Department of Respiratory Medicine, Graduate School of Medicine, Osaka Metropolitan University, Osaka, Japan.
Target Oncol. 2025 Jan;20(1):171-180. doi: 10.1007/s11523-024-01116-2. Epub 2024 Nov 28.
Although anaplastic lymphoma kinase inhibitors (ALKis) are the effective initial treatment for patients with anaplastic lymphoma kinase (ALK)-positive non-small cell lung cancer (NSCLC), most patients experience resistance to ALKis, leading to the need for alternative therapies. Immune checkpoint inhibitors (ICIs) are a standard NSCLC treatment. On the other hand, their efficacy remains unclear for ALK-positive NSCLC.
We aim to describe the treatment patterns and treatment outcomes for patients with ALK-positive NSCLC receiving later-line ICI treatment.
This retrospective cohort study used claims data from Japanese acute care hospitals and included patients with lung cancer (International Classification of Diseases, 10th version (ICD-10), code: C34) diagnosed between 1 December 2015 and 31 January 2023. We extracted patients who received ALKis as first-line therapy and subsequent lines of treatment. Patient characteristics and treatment patterns and durations were descriptively summarized. Time to treatment discontinuation (TTD) for ICIs was examined using Kaplan-Meier estimates.

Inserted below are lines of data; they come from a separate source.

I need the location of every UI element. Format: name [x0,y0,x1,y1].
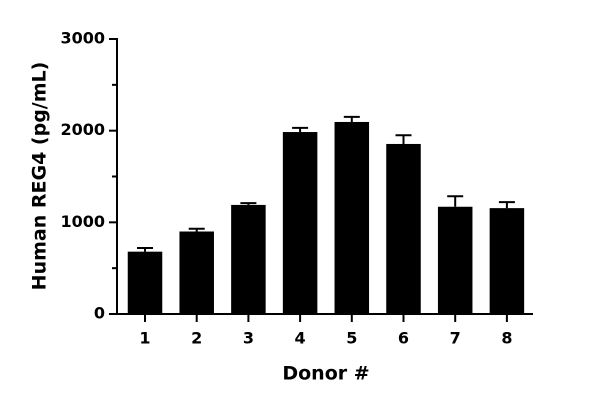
x-tick-label: 2 [191,329,202,348]
bar [489,208,525,314]
x-tick-label: 6 [398,329,409,348]
y-tick-label: 2000 [60,120,105,139]
x-tick-label: 4 [295,329,306,348]
x-tick-label: 8 [501,329,512,348]
bar [282,132,318,314]
x-tick-label: 5 [346,329,357,348]
y-tick-label: 3000 [60,29,105,48]
bar [386,143,421,314]
x-axis-title: Donor # [282,363,369,385]
bar [334,121,370,314]
x-tick-label: 1 [139,329,150,348]
x-tick-label: 3 [243,329,254,348]
bar [179,231,214,314]
bar [231,204,266,314]
bar [127,251,163,314]
y-tick-label: 1000 [60,212,105,231]
bar [437,206,473,314]
x-tick-label: 7 [450,329,461,348]
y-axis-title: Human REG4 (pg/mL) [29,62,51,291]
y-tick-label: 0 [94,304,105,323]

Of 478 patients who received ALKi as first-line treatment, 30 received ICIs, 249 ALKis, and 154 non-ICI/ALKi therapy as second-line treatment. Most patient characteristics showed no differences among the groups. ICIs were more likely to be administered to patients who underwent shorter durations of ALKi treatment. The median TTD for ICIs was 66 days, with a 1 year TTD rate of 13%.
Given the rarity of ALK-positive NSCLC, this study contributes to add evidence through an expanded database and increased sample size, supporting previous suggestions that ICIs have limited effectiveness in patients positive for ALK.
尽管间变性淋巴瘤激酶抑制剂(ALKis)是间变性淋巴瘤激酶(ALK)阳性非小细胞肺癌(NSCLC)患者有效的初始治疗方法,但大多数患者会对ALKis产生耐药性,因此需要替代疗法。免疫检查点抑制剂(ICIs)是NSCLC的标准治疗方法。另一方面,其对ALK阳性NSCLC的疗效仍不明确。
我们旨在描述接受二线ICI治疗的ALK阳性NSCLC患者的治疗模式和治疗结果。
这项回顾性队列研究使用了日本急性护理医院的理赔数据,纳入了2015年12月1日至2023年1月31日期间诊断为肺癌(国际疾病分类第10版(ICD-10),编码:C34)的患者。我们提取了接受ALKis作为一线治疗及后续治疗线的患者。对患者特征、治疗模式和持续时间进行了描述性总结。使用Kaplan-Meier估计法检查ICI的治疗中断时间(TTD)。
在478例接受ALKi作为一线治疗的患者中,30例接受了ICI,249例接受了ALKis,154例接受了非ICI/ALKi治疗作为二线治疗。大多数患者特征在各组之间没有差异。接受较短时间ALKi治疗的患者更有可能接受ICI治疗。ICI的中位TTD为66天,1年TTD率为13%。
鉴于ALK阳性NSCLC的罕见性,本研究通过扩大数据库和增加样本量有助于补充证据,支持先前关于ICI在ALK阳性患者中有效性有限的观点。